昔、「鋳物・金型・ハエ取り紙」といって鋳造会社の社長を怒らせたが・・・

鋳造工程も金型製作もキツイ仕事であるが、一度その仕事に入り込めばハエ取り紙にくっついたハエの様に離れられない程に奥が深く魅力のある職種という事ですと説明し、事無きを得た事があります。

 

  それでは、人間性の尊重された職場とは? 新人受入教育から役員教育まで計画的な教育制度があって資格なり昇進によって、より責任ある仕事を任される職場である。教育も訓練もせず結果だけを求める企業は、昨今取沙汰されるブラック企業に等しいものがあるのではないだろうか?

 ノルマだけでは人は育たず企業の発展もない。

 

Ⅲ 人づくり(人財育成)に大切なものは

 一般的な企業では入社後、本社の人事部門での研修があり、その後配属部門での研修(教育)、それらが終了するとやっと正式な配属がされ先輩の下で実務を行うケースが多いと思われる。

 新人にとってどんな先輩(上司)の下で働くか宝くじみたいなもの!

 目的を教えず「あれしろ、これしろ」と指示する先輩の下では知らず知らずのうちに指示待ち人間となってしまう。
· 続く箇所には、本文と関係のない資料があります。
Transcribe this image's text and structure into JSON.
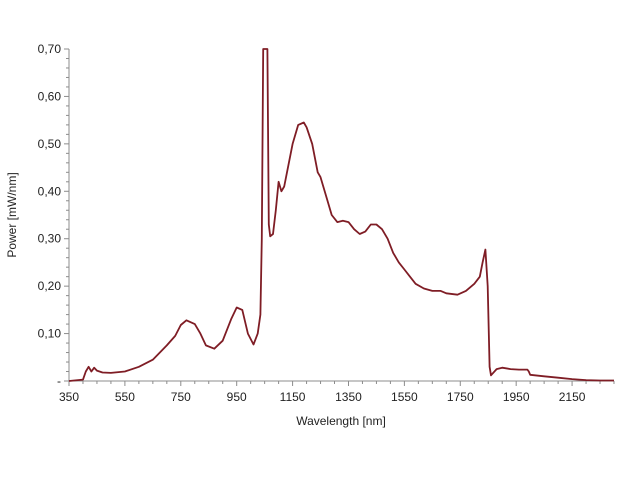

目的を明確に説明し手段については考えさせてくれる先輩の下では人は育つ。また、些細な失敗を取り上げ小言を並べる先輩の下では挑戦する人は育たない。

 最初から大きい仕事は任されない。少々失敗しても会社に大きな損害を与えない。若い時の失敗は大きな経験となり、うまく使えば会社にとっても財産となる事が多い。(失敗すると表彰してもらえる企業もある)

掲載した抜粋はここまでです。